Leia o projeto que muda as regras das escutas telefônicas

O presidente Luiz Inácio Lula da Silva determinou que os ministros da Justiça, Tarso Genro, e das Relações Institucionais, José Múcio Monteiro, intensifiquem as negociações com o Congresso para agilizar a aprovação do Projeto de Lei 3.272/2008. Ele disciplina a quebra do sigilo das comunicações telefônicas para investigação criminal.

O governo quer que o projeto seja aprovado na Câmara e no Senado no segundo semestre. A orientação de Lula acontece depois de os ministros criticarem publicamente os grampos. Múcio chegou a dizer que o seu celular era praticamente uma rádio comunitária. “Só queremos apressar a apresentação da lei”, explica Tarso.

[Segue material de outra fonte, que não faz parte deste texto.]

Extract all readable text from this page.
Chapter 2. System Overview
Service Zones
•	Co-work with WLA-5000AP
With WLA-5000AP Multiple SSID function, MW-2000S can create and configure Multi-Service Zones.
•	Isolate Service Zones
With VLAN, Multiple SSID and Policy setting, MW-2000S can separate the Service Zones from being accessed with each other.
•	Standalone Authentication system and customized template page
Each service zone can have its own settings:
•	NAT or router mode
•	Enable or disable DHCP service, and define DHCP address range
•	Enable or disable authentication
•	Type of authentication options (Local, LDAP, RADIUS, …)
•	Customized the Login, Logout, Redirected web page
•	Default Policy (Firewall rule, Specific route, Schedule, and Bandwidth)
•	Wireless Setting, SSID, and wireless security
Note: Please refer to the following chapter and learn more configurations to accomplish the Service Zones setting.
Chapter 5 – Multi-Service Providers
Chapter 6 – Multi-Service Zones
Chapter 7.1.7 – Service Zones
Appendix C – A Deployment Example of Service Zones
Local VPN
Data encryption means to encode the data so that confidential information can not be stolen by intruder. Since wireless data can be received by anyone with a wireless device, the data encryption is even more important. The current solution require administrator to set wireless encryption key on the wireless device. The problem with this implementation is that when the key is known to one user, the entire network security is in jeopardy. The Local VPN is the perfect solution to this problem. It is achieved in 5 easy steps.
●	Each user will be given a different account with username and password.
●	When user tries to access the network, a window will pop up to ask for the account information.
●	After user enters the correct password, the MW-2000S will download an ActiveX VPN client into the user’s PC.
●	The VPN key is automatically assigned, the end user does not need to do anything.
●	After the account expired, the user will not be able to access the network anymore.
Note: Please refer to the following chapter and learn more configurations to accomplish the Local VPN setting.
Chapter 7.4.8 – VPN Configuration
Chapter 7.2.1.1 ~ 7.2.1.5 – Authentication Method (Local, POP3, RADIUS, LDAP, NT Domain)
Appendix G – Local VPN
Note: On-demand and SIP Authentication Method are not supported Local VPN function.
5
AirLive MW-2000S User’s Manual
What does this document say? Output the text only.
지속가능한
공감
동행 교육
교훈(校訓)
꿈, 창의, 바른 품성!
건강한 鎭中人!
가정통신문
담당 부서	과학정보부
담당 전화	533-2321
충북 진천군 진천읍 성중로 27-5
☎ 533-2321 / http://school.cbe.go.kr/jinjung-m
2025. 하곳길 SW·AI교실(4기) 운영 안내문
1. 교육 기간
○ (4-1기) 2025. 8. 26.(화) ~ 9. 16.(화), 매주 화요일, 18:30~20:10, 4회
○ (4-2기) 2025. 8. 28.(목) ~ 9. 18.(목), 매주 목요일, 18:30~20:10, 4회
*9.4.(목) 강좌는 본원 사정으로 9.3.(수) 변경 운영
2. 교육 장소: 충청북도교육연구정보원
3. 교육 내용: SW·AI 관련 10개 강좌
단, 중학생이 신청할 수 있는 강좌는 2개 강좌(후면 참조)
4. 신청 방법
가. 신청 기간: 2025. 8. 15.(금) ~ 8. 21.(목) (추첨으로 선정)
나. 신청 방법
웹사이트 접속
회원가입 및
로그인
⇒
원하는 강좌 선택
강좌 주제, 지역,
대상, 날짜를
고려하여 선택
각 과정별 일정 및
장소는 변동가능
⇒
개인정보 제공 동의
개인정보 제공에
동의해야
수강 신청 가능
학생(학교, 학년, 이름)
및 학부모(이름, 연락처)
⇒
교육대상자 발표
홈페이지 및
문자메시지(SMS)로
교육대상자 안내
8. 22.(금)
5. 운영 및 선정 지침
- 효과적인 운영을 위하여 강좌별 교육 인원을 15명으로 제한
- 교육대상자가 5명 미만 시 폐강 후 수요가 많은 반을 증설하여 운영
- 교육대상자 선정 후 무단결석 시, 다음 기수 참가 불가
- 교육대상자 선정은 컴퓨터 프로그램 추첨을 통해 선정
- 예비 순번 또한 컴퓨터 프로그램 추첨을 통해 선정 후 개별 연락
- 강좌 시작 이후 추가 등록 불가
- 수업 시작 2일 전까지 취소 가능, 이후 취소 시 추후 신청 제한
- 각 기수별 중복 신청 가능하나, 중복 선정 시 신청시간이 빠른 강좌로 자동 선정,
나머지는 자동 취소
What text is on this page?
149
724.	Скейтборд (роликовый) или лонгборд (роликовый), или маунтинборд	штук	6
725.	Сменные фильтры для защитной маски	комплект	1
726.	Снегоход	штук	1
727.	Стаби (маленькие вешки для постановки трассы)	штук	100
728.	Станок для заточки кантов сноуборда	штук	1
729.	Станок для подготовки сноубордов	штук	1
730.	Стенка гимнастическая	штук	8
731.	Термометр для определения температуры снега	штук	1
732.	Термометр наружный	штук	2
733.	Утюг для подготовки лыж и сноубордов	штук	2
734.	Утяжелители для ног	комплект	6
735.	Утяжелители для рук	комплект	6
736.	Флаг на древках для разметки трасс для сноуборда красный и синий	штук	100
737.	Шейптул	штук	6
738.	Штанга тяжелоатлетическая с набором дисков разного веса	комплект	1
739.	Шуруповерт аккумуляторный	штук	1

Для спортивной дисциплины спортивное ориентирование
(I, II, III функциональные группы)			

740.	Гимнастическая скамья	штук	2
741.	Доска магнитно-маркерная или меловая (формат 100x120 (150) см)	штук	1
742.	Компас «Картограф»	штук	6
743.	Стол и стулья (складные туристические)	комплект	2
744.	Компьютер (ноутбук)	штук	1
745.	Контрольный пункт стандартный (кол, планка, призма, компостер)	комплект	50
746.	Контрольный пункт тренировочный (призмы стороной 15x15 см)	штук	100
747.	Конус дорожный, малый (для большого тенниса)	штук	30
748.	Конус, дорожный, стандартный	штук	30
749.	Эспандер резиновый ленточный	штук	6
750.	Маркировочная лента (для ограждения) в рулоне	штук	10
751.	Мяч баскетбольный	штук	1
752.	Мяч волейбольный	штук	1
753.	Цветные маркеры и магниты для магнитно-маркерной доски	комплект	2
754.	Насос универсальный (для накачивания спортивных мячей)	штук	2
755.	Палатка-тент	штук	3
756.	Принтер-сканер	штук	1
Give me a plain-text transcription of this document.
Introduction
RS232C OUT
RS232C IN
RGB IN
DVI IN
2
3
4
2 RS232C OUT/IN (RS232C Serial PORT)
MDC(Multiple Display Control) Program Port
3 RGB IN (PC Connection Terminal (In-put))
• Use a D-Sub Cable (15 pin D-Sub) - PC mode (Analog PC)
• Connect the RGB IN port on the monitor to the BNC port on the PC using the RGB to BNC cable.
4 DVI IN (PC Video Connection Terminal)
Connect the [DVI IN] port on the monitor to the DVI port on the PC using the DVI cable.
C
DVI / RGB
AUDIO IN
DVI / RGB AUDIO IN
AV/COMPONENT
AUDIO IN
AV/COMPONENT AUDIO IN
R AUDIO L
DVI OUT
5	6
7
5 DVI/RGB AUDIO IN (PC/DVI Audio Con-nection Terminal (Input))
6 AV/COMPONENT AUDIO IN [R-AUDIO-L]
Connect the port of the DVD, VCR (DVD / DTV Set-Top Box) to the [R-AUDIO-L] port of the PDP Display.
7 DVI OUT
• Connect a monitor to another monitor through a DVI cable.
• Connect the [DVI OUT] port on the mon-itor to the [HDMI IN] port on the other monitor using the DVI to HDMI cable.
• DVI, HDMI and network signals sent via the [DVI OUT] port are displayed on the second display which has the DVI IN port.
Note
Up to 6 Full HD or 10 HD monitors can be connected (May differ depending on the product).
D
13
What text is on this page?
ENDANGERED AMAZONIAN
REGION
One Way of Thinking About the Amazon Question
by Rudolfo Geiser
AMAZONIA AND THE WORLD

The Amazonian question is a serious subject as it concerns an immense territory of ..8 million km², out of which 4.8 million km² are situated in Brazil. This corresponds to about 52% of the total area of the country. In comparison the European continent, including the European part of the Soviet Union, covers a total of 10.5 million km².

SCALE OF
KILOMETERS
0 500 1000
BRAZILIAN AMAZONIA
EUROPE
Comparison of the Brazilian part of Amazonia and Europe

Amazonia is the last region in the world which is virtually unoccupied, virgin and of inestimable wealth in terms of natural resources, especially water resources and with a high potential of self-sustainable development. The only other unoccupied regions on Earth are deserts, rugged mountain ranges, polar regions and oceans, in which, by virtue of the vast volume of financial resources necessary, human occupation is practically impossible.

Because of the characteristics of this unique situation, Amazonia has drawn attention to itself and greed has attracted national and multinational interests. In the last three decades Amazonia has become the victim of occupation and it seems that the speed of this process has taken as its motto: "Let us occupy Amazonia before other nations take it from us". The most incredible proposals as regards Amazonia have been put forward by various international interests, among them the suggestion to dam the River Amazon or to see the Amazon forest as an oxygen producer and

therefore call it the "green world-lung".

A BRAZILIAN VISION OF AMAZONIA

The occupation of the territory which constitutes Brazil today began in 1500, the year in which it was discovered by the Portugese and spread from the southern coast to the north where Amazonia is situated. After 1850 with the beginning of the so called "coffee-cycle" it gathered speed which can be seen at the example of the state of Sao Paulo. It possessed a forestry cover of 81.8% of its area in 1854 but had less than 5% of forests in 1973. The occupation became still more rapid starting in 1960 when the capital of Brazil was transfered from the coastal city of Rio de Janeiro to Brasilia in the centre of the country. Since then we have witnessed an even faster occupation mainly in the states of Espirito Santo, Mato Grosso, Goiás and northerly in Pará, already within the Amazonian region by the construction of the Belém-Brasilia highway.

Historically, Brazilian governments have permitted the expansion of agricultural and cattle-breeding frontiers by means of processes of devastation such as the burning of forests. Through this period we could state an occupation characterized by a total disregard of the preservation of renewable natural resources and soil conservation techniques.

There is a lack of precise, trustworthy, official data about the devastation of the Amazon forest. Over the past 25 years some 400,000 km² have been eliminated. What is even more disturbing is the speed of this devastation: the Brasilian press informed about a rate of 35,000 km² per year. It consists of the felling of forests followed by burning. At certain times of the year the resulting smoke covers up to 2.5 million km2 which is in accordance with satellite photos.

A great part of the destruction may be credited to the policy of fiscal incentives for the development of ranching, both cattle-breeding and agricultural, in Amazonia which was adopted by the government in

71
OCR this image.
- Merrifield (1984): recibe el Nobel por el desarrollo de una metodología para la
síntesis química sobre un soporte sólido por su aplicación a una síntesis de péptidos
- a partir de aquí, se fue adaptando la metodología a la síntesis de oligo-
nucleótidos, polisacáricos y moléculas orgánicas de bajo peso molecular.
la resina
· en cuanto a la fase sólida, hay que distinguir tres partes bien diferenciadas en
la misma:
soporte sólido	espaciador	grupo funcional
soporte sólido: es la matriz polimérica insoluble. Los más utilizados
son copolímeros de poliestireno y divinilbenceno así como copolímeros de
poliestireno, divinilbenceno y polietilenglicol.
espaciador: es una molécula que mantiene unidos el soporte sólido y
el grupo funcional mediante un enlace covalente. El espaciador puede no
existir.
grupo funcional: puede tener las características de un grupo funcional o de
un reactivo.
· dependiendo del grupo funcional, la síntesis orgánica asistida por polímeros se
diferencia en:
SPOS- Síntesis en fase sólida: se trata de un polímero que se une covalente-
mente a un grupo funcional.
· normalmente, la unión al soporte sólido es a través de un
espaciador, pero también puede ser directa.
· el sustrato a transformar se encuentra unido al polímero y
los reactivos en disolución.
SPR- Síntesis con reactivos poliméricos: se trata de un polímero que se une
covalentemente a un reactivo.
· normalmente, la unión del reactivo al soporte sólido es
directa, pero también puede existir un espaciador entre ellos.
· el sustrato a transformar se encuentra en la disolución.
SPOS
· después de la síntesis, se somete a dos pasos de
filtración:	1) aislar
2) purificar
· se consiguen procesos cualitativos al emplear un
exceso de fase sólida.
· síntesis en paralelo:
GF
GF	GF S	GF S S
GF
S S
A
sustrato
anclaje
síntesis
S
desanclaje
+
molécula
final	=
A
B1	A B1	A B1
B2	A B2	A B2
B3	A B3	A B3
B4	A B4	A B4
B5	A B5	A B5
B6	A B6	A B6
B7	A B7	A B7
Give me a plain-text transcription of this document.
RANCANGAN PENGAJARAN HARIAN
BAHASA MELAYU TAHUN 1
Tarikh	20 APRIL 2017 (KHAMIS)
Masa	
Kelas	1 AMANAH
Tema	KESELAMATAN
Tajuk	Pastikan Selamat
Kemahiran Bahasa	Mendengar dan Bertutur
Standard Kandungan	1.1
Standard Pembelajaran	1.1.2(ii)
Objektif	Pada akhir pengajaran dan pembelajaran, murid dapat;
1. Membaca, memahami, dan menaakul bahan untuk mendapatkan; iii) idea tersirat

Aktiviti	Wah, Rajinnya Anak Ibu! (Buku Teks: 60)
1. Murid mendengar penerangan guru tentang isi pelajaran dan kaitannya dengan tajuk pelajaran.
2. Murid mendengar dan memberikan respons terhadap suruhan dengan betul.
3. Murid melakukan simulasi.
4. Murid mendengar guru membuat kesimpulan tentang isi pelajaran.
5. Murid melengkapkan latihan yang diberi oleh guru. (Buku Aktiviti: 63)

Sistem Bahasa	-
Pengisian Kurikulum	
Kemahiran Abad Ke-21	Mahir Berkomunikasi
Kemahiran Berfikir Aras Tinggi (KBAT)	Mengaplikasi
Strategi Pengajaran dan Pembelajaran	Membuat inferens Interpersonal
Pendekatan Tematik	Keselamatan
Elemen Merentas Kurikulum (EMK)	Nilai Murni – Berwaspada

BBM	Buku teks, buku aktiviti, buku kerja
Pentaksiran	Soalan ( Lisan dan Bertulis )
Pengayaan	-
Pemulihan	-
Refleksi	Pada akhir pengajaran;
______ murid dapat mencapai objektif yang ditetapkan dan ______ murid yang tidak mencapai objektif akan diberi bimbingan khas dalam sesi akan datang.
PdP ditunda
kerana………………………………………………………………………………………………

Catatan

A proposta foi encaminhada ao Congresso em abril pelo governo. A relatora do Projeto de Lei é a deputada Marina Maggessi (PPS-RJ) — Leia entrevista da deputada sobre a questão.

O projeto prevê segredo de justiça nas ações que envolverem a interceptação telefônica. A violação do sigilo poderá acarretar pena de dois a quatro anos de prisão e multa. As fitas com as escutas deverão ser mantidas em cartório até que a sentença tenha transitado em julgado. Após o processo, as fitas serão destruídas.

Segundo a proposta, não poderão ser usadas nos processos, em nenhuma hipótese, informações colhidas de conversas entre o acusado e seu advogado.

O prazo de duração da quebra do sigilo será aumentado de 15 para 60 dias. A interceptação poderá ser prorrogada em até 360 dias ininterruptos. Pela lei atual, bastava ao investigador fazer um pedido verbal para que a escuta seja prorrogada. Com a lei, será preciso uma nova decisão judicial. Não será considerada, ainda, quebra de sigilo a gravação de conversa própria sem conhecimento do interlocutor.

Antes de se pronunciar sobre o grampo, o juiz terá que enviar os autos ao Ministério Público. O MP também fará a fiscalização da operação técnica do grampo, que ficará sob supervisão da Polícia. A proposta prevê, ainda, a gravação de escutas ambientais e classifica como comunicação telefônica sistemas da tecnologia da informação e telemática, como o skype.

Em fevereiro, Tarso Genro encaminhou minuta do projeto à OAB. O advogado criminalista Alberto Zacharias Toron, que é diretor da OAB, elaborou parecer crítico sobre a questão.

Para ele, o projeto viola garantias fundamentais do cidadão. “Não se nota uma preocupação maior, como se impunha, com a proteção do direito fundamental atingido por este que é o meio mais grave de investigação criminal: o direito à intimidade. A única norma que se destina a tal proteção é a que estabelece o limite máximo de interceptação, em um ano e, ainda assim”, diz o parecer de Toron — Leia íntegra aqui.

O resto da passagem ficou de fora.